O escritor Stefan Zweig foi destaque no Festival de Cinema de Locarno, com a projeção de um filme a ele dedicado, “Antes do Despontar do Dia”, dirigido pela cineasta alemã Maria Schrader, tendo como atriz Barbara Sukowa (vivendo a primeira esposa de Zweig) conhecida por papéis nos filmes de Margarethe von Trota, como Hanna Arendt e Rosa Luxemburgo.
Stefan Zweig é talvez o escritor mais conhecido e o menos lido no Brasil. A razão de ter se tornado tão popular entre os brasileiros é sua frase célebre, sempre citada e título de um de seus livros – Brasil, o País do Futuro.
Stefan Zweig esteve a primeira vez no Rio de Janeiro em 1936, quando foi recebido pelo Ministério das Relações Exteriores, pois era, sem dúvida, o escritor mais célebre do mundo. Ainda me 1936, numa conferência do PEN Club, em Buenos Aires, o filme mostra o pacifista Zweig se negando a fazer uma condenação formal do hitlerismo, julgando talvez que sua posição de escritor no exílio seria muito confortável para condenar a Alemanha. Uma posição de “não engajado”, difícil de aceitar por um jornalista americano. Em 1940, em plena Segunda Guerra Mundial, veio ao Brasil para viver em Petrópolis, deixando Nova Iorque, por ter se encantado com o Brasil onde acreditava um entendimento e integração entre as diversas etnias.
Judeu austríaco, tinha deixado seu país em 1934, sabia, portanto, o significado do racismo que se alastrava pela Europa com a ideologia nazista de Hitler. Logo depois da ascensão de Hitler, a Alemanha iniciara sua política antissemita e a Áustria logo a ela se uniria pelo chamado Anschluss.
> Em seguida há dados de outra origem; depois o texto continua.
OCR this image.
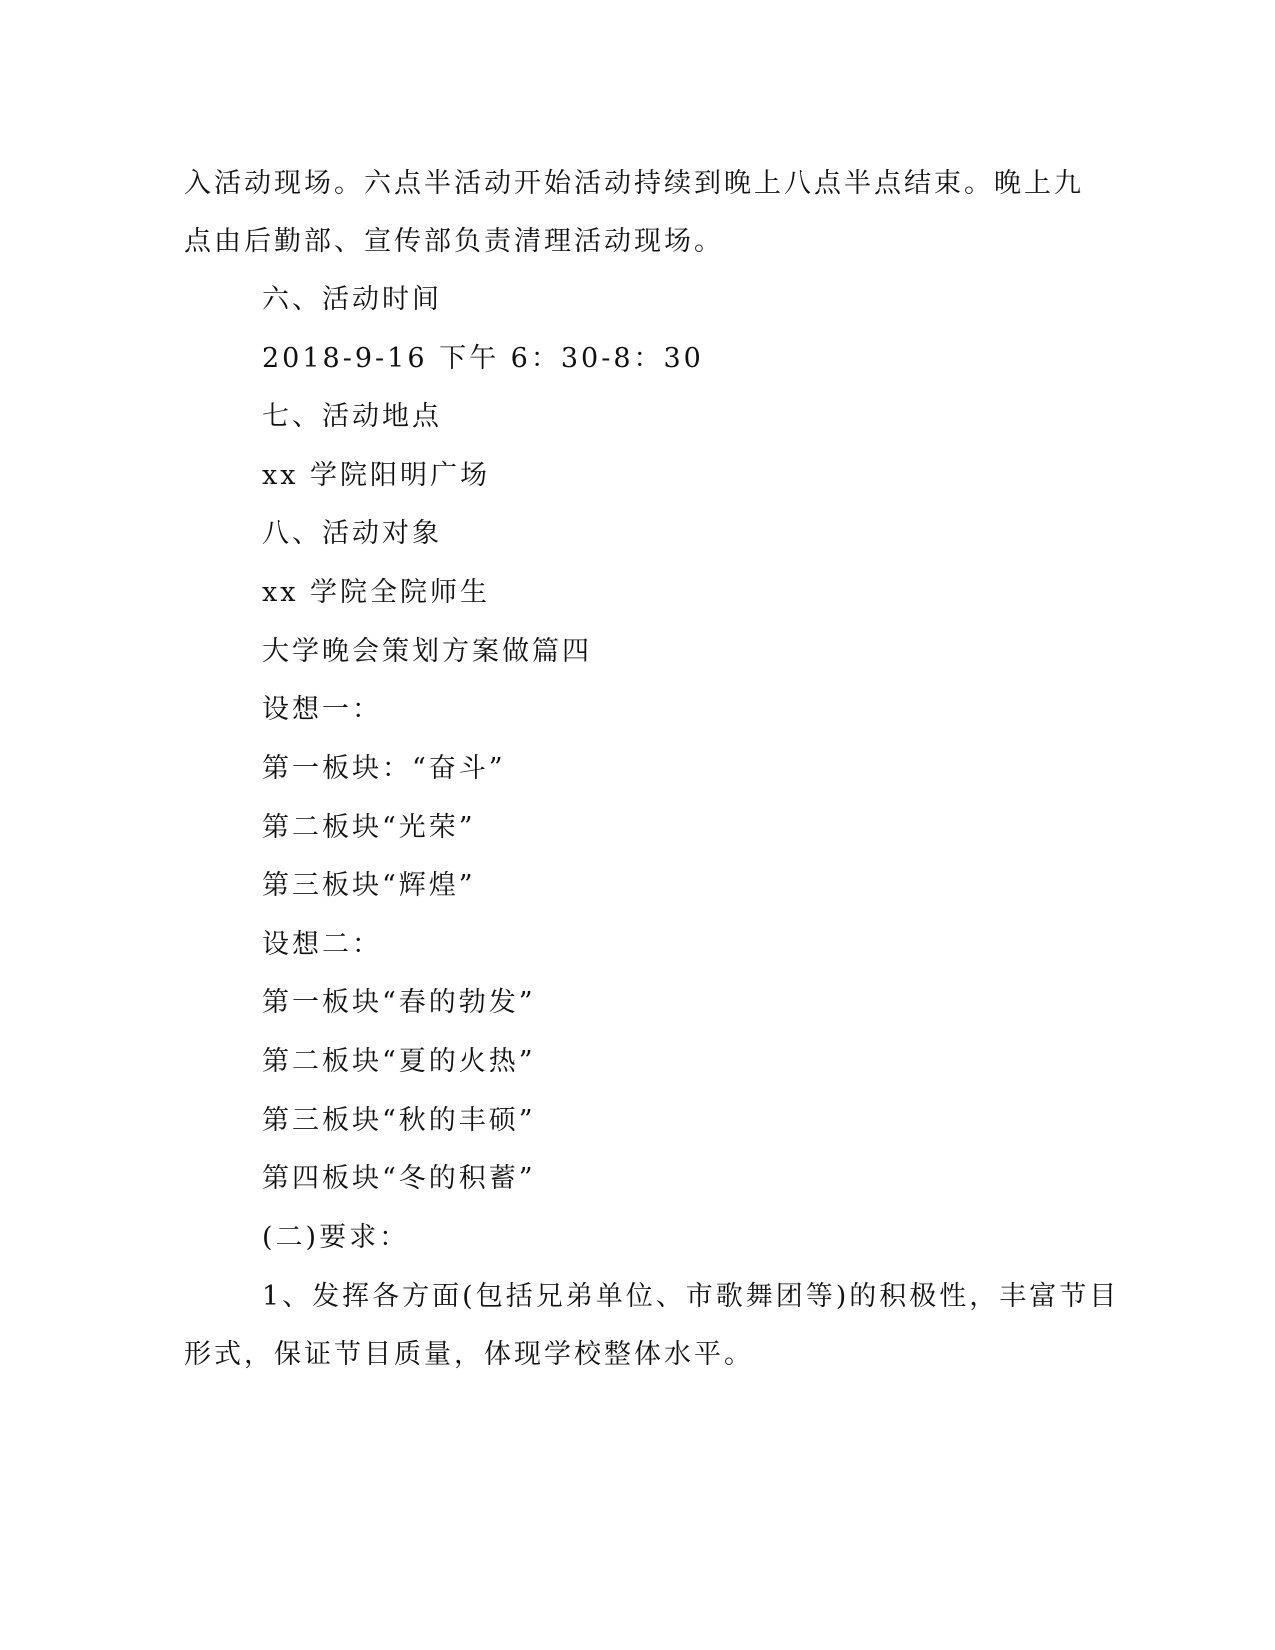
入活动现场。六点半活动开始活动持续到晚上八点半点结束。晚上九
点由后勤部、宣传部负责清理活动现场。
六、活动时间
2018-9-16 下午 6：30-8：30
七、活动地点
xx 学院阳明广场
八、活动对象
xx 学院全院师生
大学晚会策划方案做篇四
设想一：
第一板块：“奋斗”
第二板块“光荣”
第三板块“辉煌”
设想二：
第一板块“春的勃发”
第二板块“夏的火热”
第三板块“秋的丰硕”
第四板块“冬的积蓄”
(二)要求：
1、发挥各方面(包括兄弟单位、市歌舞团等)的积极性，丰富节目
形式，保证节目质量，体现学校整体水平。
Seu primeiro país de exílio foi a Inglaterra, onde viveu até o país começar a ser bombardeado pela Alemanha, depois da invasão e ocupação de muitos países europeus pelas tropas nazistas.
Uma outra frase de Zweig fez prova de clarividência – a de que a Europa se tornaria um continente sem fronteiras e sem passaportes, antecipando a União Europeia. Entretanto, seu entusiasmo pelo Brasil fez com que cometesse o erro de considerar o Brasil um país ideal, sem racismo, não percebendo nas suas rápidas viagens haver, naquela época (e ainda hoje) um racismo latente. A falta de choques não significava perfeita integração das etnias. No Brasil da época de Zweig, havia a sujeição e a semi-escravidão da população negra. A libertação da negritude com chances iguais para os não pertencentes à elite branca, só começou a ser criada (mas não concluída por não ter havido criação de infraestruturas sociais) com a chegada de Lula ao governo e a criação das cotas nas universidades.
As duas visões de Zweig
Convivendo provavelmente com a elite de Petrópolis, Stefan Zweig não viu ser só aparência o equilíbrio social no Brasil dos anos 40 que, politicamente vivia sob a ditadura de Getúlio Vargas, com alguns ministros simpatizantes do nazismo e sua teoria de raça pura, o que eliminava negros e mulatos brasileiros de qualquer possibilidade de ascensão social. Zweig não viu que para as mulheres negras e mulatas só havia, naquela época, uma profissão possível – a de empregadas domésticas, a maioria em situação de semi-escravidão.
O otimismo de Zweig com relação ao Brasil era contraposto por um excesso de pessimismo com relação à Europa e ao mundo, razão pela qual Zweig e sua esposa se suicidaram em 1942, em Petrópolis. Havia também a dificuldade de viver no exílio.
Por falta de um bom financiamento, o filme, exibido na Piazza Grande, em Locarno, e com muitas cenas faladas em português, não foi rodado no Brasil mas na ilha de São Tomé com sua luxuriante vegetação tropical, diferente de Petrópolis. Mesmo porque, explicou a realizadora Maria Schrader, não seria possível rodar o filme dos anos 40, na Petrópolis de hoje
***
Rui Martins é jornalista, escritor e esteve em Locarno como convidado do Festival.